Dopamin, Serotonin und Oxytocin. Menschen unterscheiden sich nicht nur in der Menge der Glücksbotenstoffe, die sie im Körper haben, sondern auch darin, wie Rezeptoren in ihrem Körper diese Glücksbotenstoffe aufnehmen und weiter verarbeiten. Es gibt also tatsächlich so etwas wie ein genetisch festgelegtes "Glücksniveau“ in unserem Körper.

Auch unsere angeborenen Persönlichkeitsmerkmale wirken sich auf unser Lebensglück aus. Damit ist unsere Glückswahrscheinlichkeit aber erst zur Hälfte festgelegt. Auch bei vergleichsweise schlechteren Startbedingungen ist Glück möglich, so die Psychologen:  

Unser soziales Umfeld, unsere Beziehungen zu anderen Menschen, unsere Arbeit, unsere Freizeitaktivitäten, auch Glaube und Spiritualität können unser Glück steigern.

Stärkentraining macht glücklich
In einer Studie haben Forscher der Universität Zürich jetzt erstmals nachgewiesen, dass es bereits glücklich macht, wenn wir uns intensiv mit positiven Persönlichkeitsmerkmalen befassen.
Trainiert wurden Probanden in zwei Gruppen.

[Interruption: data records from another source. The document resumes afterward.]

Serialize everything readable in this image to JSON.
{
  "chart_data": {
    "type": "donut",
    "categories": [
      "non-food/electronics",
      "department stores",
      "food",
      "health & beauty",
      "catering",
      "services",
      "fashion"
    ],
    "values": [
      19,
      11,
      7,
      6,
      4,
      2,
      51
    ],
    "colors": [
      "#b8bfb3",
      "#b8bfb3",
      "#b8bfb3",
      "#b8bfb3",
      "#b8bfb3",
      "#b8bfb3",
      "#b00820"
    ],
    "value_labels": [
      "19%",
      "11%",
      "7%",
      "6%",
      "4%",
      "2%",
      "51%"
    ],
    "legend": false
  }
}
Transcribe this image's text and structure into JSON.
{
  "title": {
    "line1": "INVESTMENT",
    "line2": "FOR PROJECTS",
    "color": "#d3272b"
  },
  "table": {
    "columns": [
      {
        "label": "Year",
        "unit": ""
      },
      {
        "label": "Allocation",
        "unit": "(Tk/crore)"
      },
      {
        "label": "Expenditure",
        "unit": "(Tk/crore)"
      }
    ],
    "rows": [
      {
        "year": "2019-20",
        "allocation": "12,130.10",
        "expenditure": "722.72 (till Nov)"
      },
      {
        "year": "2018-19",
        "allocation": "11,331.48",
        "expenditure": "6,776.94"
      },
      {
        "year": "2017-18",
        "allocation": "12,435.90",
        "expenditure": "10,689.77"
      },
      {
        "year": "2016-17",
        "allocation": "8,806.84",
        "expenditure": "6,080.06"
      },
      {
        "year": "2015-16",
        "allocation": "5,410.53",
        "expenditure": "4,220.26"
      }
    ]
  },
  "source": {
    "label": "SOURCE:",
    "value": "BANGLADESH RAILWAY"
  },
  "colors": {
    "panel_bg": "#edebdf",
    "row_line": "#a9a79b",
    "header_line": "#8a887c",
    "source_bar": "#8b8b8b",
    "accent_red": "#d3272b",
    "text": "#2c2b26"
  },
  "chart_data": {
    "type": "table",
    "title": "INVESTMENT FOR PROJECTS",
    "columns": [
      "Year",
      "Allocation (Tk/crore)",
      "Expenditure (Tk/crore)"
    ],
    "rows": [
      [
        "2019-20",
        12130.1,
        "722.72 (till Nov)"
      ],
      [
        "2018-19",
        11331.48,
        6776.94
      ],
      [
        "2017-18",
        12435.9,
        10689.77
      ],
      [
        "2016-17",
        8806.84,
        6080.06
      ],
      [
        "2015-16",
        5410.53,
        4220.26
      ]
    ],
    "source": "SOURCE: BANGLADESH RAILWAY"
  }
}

Die eine trainierte Dankbarkeit, Optimismus, Humor, Neugier und Enthusiasmus. Die andere den Sinn für das Schöne, Kreativität, Freundlichkeit, Weitsicht und die Liebe zum Lernen. Anhand von Fragebögen zu Wohlbefinden und Lebenszufriedenheit vor und nach der Trainingsphase konnten die Forscher an durchweg allen Probanden positive Auswirkungen feststellen: So waren die Männer und Frauen nach dem Training durchweg heiterer und glücklicher. In der Gruppe, die Dankbarkeit trainiert hatte, stieg zudem noch die Lebenszufriedenheit. Wer die eigene Lebenszufriedenheit dauerhaft steigern will, muss das Erlernte allerdings konsequent trainieren und in den Alltag einbauen.

Das Fazit: Bestimmte Persönlichkeitsmerkmale machen ein erfolgreiches Leben wahrscheinlicher. Manches wird uns in die Wiege gelegt, manches können wir trainieren. Für ein erfolgreiches Leben müssen wir aber letztlich auch wissen, was uns glücklich macht.